Sequential Learning in a strategical environment

Publié le 30 septembre 2021

Auteurs : Etienne Boursier

In sequential learning (or repeated games), data is acquired and treated on the fly and an algorithm (or strategy) learns to behave as well as if it got in hindsight the state of nature, e.g., distributions of rewards. In many real life scenarios, learning agents are not alone and interact, or interfere, with many others. As a consequence, their decisions have an impact on the other and, by extension, on the generating process of rewards. We aim at studying how sequential learning algorithms behave in strategic environments, when facing and interfering with each others. This thesis thus considers different problems, where some interactions between learning agents arise and provides computationally efficient algorithms with good performance (small regret) guarantees.When agents are cooperative, the difficulty of the problem comes from its decentralized aspect, as the different agents take decisions solely based on their observations.

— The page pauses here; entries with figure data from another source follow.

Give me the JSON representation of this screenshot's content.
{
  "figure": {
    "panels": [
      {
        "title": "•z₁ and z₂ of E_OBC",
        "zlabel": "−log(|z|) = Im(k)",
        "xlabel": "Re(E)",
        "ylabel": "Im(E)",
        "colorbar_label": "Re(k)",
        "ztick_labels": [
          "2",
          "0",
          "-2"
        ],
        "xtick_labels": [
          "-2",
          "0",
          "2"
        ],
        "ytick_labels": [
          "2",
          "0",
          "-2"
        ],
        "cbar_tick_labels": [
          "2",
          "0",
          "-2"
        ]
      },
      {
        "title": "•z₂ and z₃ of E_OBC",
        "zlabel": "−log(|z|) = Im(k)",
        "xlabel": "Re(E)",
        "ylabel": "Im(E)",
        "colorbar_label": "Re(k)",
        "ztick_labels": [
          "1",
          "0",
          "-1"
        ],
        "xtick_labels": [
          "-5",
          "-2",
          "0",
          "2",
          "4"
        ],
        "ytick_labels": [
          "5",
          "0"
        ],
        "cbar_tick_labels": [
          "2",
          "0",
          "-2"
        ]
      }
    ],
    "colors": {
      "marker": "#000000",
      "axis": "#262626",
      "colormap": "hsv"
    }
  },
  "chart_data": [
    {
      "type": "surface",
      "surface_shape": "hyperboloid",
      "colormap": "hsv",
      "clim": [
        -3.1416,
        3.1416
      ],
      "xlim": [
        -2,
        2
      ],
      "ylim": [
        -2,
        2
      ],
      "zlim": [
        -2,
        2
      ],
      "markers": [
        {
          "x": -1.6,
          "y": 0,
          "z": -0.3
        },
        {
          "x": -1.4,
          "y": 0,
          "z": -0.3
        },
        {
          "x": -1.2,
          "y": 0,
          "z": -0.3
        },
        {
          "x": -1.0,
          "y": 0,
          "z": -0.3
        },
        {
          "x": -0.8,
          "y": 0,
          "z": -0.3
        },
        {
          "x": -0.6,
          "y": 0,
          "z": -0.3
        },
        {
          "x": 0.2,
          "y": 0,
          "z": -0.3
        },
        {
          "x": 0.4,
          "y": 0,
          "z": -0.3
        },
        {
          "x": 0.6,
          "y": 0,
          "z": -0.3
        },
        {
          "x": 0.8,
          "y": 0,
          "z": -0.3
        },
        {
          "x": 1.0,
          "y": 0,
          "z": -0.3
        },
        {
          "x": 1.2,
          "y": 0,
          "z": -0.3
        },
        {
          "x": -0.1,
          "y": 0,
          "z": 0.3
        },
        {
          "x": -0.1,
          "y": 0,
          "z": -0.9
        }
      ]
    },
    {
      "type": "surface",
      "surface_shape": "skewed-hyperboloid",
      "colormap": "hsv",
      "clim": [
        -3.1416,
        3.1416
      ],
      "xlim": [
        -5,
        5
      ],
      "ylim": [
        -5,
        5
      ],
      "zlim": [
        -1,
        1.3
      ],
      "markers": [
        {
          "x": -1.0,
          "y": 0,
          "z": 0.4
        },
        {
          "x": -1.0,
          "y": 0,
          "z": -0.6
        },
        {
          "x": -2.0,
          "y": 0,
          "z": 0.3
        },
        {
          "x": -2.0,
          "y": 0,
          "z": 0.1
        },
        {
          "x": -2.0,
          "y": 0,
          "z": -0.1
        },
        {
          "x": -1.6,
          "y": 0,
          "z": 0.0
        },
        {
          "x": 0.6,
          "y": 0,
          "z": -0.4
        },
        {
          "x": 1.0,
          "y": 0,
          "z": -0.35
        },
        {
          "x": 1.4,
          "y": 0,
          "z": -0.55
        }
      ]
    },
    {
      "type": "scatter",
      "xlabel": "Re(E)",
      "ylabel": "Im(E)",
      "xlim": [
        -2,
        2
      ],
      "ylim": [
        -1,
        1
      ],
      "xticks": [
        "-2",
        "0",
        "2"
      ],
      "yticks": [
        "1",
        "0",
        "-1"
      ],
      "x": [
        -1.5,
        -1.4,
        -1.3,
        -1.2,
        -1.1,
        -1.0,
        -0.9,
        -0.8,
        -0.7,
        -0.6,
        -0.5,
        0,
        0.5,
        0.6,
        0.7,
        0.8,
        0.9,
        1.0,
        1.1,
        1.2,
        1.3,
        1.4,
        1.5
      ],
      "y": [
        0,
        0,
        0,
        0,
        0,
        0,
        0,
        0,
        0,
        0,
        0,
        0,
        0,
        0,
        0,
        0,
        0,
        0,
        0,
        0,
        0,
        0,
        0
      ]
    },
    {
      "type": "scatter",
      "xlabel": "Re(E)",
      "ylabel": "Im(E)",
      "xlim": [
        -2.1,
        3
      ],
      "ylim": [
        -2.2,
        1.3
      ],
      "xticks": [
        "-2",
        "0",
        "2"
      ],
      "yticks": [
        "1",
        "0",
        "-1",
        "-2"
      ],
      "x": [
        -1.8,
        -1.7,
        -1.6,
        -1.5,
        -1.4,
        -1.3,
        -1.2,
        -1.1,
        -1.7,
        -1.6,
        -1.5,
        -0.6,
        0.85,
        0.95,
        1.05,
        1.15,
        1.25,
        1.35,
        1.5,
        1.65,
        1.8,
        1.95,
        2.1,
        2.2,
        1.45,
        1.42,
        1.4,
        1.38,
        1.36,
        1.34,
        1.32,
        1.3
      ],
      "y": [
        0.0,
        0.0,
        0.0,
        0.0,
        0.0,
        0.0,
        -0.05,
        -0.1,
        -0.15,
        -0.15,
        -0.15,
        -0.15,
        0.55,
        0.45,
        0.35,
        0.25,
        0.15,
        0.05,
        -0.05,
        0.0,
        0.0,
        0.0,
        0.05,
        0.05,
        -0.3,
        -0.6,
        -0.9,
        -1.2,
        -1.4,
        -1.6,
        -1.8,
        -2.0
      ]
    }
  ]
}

In this case, we propose algorithms that not only coordinate the agents to avoid negative interference with each other, but also leverage the interferences to transfer information between the agents, thus reaching performances similar to centralized algorithms. With competing agents, we propose algorithms with both satisfying performance and strategic (e.g., epsilon-Nash equilibria) guarantees.This thesis mainly focuses on the problem of multiplayer bandits, which combines different interactions between learning agents in a formalized online learning framework. Both for the cooperative and competing case, algorithms with performances comparable to the centralized case are proposed.Other sequential learning instances are also considered in this thesis. We also propose a strategy reaching centralized performances for decentralized queuing systems. For online auctions, we suggest to balance short and long term rewards with a utility/privacy trade-off. It is formalized as an optimization problem, that is equivalent to Sinkhorn divergence and benefits from the recent advances on Optimal Transport. We also study social learning with reviews, when the quality of the product varies over time.